The COVID-19 pandemic reaches the Central African Republic (CAR) just when citizens were passing milestones for ending the country's conflicts through a peace agreement and national elections. A new rebellion broke out in late 2020 that hindered medical access to some of the most impoverished areas. An interplay of rebellion, elections and containing the pandemic have become the critical triangle deciding whether CAR can overcome its deep-seated patterns of governance that are stifling political and economic progress.
DFG, 2021-2022
In how far has the COVID-19 pandemic deepened or ruptured CAR’s governance patterns?
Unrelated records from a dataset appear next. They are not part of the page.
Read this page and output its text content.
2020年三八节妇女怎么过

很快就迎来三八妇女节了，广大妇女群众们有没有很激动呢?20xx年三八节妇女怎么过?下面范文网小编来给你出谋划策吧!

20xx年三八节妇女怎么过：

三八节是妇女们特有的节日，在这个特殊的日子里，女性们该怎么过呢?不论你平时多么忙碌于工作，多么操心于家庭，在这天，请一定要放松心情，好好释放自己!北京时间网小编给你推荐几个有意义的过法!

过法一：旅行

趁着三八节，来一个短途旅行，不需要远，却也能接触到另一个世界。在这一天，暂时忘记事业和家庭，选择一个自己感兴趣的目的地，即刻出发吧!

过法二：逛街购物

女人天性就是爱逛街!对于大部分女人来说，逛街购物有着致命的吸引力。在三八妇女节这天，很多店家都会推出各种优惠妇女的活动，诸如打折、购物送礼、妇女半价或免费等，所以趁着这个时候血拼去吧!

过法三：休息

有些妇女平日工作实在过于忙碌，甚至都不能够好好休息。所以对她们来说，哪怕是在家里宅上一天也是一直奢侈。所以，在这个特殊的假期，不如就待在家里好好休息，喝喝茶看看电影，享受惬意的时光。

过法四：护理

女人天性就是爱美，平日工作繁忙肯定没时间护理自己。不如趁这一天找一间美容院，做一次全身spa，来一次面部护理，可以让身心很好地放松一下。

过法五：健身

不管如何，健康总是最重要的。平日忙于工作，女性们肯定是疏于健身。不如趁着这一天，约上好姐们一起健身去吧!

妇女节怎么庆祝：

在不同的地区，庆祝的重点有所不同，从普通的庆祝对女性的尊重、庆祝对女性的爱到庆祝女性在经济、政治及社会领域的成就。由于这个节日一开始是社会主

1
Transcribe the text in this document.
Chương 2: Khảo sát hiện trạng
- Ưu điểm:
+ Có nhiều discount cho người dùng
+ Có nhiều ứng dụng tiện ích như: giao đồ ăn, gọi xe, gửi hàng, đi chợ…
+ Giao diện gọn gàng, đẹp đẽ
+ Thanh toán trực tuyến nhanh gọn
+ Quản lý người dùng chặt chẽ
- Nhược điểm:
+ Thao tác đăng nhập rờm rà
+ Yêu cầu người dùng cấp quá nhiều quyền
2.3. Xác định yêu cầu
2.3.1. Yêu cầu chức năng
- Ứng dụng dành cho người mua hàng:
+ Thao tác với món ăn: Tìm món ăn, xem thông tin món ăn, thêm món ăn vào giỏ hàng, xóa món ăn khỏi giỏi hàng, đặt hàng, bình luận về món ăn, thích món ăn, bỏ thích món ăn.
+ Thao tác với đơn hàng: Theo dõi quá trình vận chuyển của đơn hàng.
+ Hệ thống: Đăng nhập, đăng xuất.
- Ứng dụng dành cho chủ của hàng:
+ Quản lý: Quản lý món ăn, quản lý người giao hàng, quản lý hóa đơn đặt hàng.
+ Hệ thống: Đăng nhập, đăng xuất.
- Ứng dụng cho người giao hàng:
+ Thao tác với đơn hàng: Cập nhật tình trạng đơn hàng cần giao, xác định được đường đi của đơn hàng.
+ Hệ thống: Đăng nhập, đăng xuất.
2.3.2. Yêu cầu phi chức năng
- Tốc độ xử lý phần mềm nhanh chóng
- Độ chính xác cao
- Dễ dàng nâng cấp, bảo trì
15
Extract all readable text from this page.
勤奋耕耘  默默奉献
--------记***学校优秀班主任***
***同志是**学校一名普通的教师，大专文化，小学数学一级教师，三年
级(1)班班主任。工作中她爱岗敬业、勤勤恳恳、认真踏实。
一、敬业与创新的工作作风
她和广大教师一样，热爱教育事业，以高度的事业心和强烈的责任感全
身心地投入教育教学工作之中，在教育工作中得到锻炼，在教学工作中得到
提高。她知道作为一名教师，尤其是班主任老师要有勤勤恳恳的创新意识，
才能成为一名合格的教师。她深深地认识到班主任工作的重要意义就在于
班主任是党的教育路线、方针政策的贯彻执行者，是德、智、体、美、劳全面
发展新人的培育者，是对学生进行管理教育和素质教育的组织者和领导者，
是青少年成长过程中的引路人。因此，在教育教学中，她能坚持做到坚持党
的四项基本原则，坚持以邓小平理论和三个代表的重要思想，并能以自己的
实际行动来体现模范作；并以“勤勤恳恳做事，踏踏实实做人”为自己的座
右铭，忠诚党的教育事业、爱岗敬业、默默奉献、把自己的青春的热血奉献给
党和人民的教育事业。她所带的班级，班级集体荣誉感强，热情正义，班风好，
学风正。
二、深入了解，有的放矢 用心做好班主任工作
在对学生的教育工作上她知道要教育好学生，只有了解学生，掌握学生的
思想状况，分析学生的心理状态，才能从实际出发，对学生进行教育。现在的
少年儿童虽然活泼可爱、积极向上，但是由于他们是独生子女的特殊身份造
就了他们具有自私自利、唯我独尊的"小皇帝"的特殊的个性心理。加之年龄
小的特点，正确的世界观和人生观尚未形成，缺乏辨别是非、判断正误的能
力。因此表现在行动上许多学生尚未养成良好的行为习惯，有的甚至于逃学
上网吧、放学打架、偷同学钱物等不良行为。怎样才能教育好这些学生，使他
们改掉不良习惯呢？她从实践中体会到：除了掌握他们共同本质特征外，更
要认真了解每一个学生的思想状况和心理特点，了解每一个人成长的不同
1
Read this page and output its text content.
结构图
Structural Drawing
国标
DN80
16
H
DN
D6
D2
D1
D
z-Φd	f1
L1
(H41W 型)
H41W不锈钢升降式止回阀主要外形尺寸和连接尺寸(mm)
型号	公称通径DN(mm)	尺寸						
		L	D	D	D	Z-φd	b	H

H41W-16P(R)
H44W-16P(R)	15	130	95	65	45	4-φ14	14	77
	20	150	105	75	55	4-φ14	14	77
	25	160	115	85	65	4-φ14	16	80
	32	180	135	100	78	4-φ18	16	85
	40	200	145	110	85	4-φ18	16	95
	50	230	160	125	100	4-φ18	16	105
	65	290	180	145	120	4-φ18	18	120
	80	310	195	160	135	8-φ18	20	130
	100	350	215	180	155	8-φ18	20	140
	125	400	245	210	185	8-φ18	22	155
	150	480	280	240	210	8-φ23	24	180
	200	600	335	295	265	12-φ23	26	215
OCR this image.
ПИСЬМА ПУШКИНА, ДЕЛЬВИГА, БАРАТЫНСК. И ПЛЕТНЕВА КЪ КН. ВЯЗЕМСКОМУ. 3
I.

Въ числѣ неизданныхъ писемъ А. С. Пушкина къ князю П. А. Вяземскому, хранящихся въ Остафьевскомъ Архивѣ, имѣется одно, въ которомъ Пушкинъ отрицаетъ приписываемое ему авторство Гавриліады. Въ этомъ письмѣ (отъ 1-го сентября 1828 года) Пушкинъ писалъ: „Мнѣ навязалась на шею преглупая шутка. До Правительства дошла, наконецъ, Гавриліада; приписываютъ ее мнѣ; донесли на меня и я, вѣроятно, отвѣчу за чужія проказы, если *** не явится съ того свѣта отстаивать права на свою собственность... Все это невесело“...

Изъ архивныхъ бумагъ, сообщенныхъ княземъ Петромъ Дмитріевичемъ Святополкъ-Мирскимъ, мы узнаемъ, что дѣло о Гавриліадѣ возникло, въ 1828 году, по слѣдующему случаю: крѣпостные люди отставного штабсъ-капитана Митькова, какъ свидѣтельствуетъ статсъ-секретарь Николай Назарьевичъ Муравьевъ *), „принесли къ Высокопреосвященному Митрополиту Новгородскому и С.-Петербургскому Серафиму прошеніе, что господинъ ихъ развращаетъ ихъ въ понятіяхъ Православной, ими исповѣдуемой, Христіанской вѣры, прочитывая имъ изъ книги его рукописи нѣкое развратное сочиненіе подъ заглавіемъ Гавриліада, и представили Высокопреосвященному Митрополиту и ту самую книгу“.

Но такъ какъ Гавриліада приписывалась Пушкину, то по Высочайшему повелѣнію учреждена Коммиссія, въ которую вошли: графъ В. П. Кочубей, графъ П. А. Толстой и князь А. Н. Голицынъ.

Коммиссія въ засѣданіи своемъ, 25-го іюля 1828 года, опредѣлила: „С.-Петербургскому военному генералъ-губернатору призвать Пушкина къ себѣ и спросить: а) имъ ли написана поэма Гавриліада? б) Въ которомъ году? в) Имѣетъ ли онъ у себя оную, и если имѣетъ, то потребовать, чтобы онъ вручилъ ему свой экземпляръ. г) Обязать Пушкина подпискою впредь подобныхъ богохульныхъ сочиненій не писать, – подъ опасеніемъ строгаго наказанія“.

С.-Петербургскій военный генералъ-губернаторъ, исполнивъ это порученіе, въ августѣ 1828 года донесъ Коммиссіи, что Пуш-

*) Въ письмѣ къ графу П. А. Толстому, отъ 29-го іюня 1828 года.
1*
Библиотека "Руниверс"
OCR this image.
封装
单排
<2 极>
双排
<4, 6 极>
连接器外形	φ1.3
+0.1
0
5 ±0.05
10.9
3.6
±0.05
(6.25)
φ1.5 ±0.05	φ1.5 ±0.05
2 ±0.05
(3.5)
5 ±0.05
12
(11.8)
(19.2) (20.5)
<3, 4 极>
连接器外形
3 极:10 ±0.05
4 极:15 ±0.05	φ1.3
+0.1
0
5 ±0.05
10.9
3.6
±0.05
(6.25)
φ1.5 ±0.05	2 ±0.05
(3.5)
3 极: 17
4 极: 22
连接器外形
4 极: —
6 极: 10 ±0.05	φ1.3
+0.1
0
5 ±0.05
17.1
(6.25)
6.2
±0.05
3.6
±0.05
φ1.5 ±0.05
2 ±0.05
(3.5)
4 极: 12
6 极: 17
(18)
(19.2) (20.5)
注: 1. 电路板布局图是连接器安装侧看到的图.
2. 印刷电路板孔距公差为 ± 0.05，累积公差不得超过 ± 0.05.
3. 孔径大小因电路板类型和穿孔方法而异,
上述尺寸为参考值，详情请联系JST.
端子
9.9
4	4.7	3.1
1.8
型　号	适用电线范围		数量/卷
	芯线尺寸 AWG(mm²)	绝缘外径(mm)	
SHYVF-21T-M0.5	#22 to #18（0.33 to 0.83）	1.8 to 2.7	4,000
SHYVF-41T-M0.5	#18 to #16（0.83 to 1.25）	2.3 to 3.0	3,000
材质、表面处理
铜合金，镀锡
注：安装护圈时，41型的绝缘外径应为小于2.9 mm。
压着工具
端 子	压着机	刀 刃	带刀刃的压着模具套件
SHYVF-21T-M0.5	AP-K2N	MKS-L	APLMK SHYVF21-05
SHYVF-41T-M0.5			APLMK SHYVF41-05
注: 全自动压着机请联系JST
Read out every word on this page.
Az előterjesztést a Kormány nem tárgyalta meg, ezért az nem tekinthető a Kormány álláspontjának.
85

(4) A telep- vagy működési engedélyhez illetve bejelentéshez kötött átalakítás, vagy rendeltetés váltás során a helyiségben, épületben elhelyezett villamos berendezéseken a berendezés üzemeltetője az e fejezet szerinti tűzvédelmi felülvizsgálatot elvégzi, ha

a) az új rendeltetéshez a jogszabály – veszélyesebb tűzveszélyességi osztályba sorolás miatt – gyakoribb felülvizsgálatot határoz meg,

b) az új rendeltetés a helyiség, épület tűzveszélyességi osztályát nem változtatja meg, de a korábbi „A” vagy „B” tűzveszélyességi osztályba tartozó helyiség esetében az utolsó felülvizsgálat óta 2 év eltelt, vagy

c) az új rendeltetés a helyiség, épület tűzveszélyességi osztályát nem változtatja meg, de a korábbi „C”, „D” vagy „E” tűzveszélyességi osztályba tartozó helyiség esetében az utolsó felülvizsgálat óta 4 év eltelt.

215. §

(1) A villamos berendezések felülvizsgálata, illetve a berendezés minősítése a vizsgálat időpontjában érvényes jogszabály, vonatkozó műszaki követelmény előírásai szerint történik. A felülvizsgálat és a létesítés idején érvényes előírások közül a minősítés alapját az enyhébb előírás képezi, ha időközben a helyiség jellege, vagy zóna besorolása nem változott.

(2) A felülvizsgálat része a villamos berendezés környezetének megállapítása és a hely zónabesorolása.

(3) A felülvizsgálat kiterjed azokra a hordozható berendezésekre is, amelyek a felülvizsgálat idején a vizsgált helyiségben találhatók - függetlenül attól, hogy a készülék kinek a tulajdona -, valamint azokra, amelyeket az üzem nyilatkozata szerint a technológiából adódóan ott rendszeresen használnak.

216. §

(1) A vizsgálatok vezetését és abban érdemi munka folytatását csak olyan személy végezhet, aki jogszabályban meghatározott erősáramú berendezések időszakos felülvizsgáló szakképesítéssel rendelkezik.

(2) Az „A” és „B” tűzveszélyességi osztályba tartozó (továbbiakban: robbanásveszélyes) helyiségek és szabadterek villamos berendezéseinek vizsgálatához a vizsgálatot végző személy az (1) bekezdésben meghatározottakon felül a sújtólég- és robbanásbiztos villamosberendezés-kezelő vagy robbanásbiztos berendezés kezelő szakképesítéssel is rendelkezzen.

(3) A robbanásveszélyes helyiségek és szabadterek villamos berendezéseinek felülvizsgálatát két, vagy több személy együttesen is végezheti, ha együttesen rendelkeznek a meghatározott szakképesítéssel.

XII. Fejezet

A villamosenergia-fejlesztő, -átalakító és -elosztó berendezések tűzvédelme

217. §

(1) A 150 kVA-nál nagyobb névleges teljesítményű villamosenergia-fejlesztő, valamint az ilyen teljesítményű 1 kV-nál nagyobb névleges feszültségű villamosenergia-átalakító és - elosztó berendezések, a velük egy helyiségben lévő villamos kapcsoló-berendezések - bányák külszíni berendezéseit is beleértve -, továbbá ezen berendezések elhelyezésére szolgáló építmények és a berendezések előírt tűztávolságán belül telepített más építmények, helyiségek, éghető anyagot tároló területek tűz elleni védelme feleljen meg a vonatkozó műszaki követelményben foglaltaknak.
It lies in the nature of the deep-seated patterns of governance – outsourced politics, a plurality of violence and peripheral neglect – that research on the CAR even more than in other countries depends on gaining insights from beyond the capital. We will thus use the security arena concept to study changing current patterns of governance on the local level. The security arena is foremost a conceptual tool for comparison, keeping assumptions to a minimum, while drawing on only a few dimensions for meaningful comparison. The security arena is broadly reduced to two relational dimensions – actors and their interactions – around a spatial dimension and thereby grants common lines for comparison across contexts.
To study changing patterns of governance during the pandemic on a national level we conduct telephone interviews with key stakeholders from government, the UN mission, NGOs, and civil society. On a local level we use our well-established networks to collect data remotely (and if the pandemic permits, in person) in two peripheral localities and the capital.